Blog Credo

The whole aim of practical politics is to keep the populace alarmed (and hence clamorous to be led to safety) by menacing it with an endless series of hobgoblins, all of them imaginary.

H.L. Mencken

Wednesday, June 12, 2013

The Slow Motion Revolution

Super Funtime Revolution!

I was thinking about how the Obama Administration manages change when reading about two things unrelated to the NSA stuff and how it relates to the NSA stuff.

First there is the access to Plan B over the counter by minors.  The administration really slow walked this one, for no apparent political or scientific reason.  It does not hurt kids to use it.  Those who need it at age 14 are likely the ones who can't go to their parents.  He was never going to win the votes of those who are opposed to contraception as a matter of principle.

But at the end of the day, Plan B is now available over the counter to everyone.

Secondly, there is greenhouse gas emissions.  Obama intends to use the Clean Air Act and the EPA to make major changes in our emissions.  It will be done quietly, out of the limelight and without the ability of the GOP House to obstruct.

Then there is immigration reform.  Obama can't lead on this issue, because if he does, it becomes an Obama initiative and the GOP will rally around opposing it.  So he has to lead from behind on what is arguably the most important legislative initiative of his second term.

But at the end of the day, if immigration reform passes and the EPA reduces CO2, Obama will have addressed three of the biggest problems facing America: global warming, illegal immigration and those with out health insurance.

It's not like he's going to get credit for any of it.  Obamacare will be a lightning rod for another ten years, before the GOP finally gives up and accepts it.
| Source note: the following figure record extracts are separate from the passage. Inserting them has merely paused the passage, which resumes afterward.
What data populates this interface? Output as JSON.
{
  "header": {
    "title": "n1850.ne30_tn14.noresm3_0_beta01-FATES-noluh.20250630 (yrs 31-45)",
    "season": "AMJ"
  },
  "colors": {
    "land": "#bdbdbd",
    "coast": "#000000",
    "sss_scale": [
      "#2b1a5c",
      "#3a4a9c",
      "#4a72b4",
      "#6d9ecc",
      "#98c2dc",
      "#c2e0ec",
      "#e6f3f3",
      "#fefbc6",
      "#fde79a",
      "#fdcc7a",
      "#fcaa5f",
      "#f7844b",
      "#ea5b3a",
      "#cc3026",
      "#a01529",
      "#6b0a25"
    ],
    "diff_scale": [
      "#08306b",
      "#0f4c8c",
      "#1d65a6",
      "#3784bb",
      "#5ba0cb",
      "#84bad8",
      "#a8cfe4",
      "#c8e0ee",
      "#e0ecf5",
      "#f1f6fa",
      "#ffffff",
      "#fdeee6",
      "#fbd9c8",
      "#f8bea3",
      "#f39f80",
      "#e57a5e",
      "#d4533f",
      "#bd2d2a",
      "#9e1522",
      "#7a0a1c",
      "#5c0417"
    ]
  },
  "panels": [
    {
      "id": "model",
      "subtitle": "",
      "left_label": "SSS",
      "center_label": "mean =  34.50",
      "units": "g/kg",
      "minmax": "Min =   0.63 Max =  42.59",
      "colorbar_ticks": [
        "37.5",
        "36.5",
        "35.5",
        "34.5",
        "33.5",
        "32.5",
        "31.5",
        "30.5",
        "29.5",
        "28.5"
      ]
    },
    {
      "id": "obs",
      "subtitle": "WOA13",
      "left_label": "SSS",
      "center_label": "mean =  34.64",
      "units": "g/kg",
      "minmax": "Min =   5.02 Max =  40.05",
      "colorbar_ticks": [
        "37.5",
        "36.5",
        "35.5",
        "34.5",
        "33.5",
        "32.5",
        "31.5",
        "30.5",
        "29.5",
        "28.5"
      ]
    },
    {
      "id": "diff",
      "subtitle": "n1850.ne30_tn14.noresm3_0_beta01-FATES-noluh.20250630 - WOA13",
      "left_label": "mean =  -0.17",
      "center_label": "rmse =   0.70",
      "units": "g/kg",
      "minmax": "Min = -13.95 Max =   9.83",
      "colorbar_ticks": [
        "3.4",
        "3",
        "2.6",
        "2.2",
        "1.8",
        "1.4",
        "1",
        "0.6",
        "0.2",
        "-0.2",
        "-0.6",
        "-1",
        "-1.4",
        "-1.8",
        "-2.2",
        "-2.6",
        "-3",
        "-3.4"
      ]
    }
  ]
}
Immigration will be focused on Congressional leadership and will likely be (like Obamacare) a series of half measures and compromises.  Climate change may always be a case of too little, too late.

But he will be able to say in 2017, that he fundamentally changed American domestic policy.  (Maybe he can give the whole Grand Bargain thing a rest for now.)

He also will have withdrawn us from Iraq and Afghanistan.  He will have ended DADT and put America on a glide path towards marriage equality.

When Obama said he "welcomed the debate" on the NSA stuff (I refuse to call it a scandal until there is evidence of law breaking), I have to wonder if this isn't more slow motion revolution.

First, of course, we have to understand what is really going on with PRISM and the phone monitoring.  Right now, I'm not agog at any of the revelations, but the potential for abuse is there.  But will this debate lead to a fundamental change in the various PATRIOT Act intrusions on civil liberties?  Will his speech a few weeks ago signal a shift in the use of drones?

In the media - and perhaps even more in the blogosphere - there is a tendency to get lost in the moment.  What is happening NOW is the most important thing EVAH!!11!!

Bill Clinton is more popular than ever.  Even Dubya has slipped into a plurality approval rating (must be the paintings).

But it will be interesting to look back on the Obama Administration from 2020 and beyond.

I think we will see these eight years as dramatically altering the course of American politics.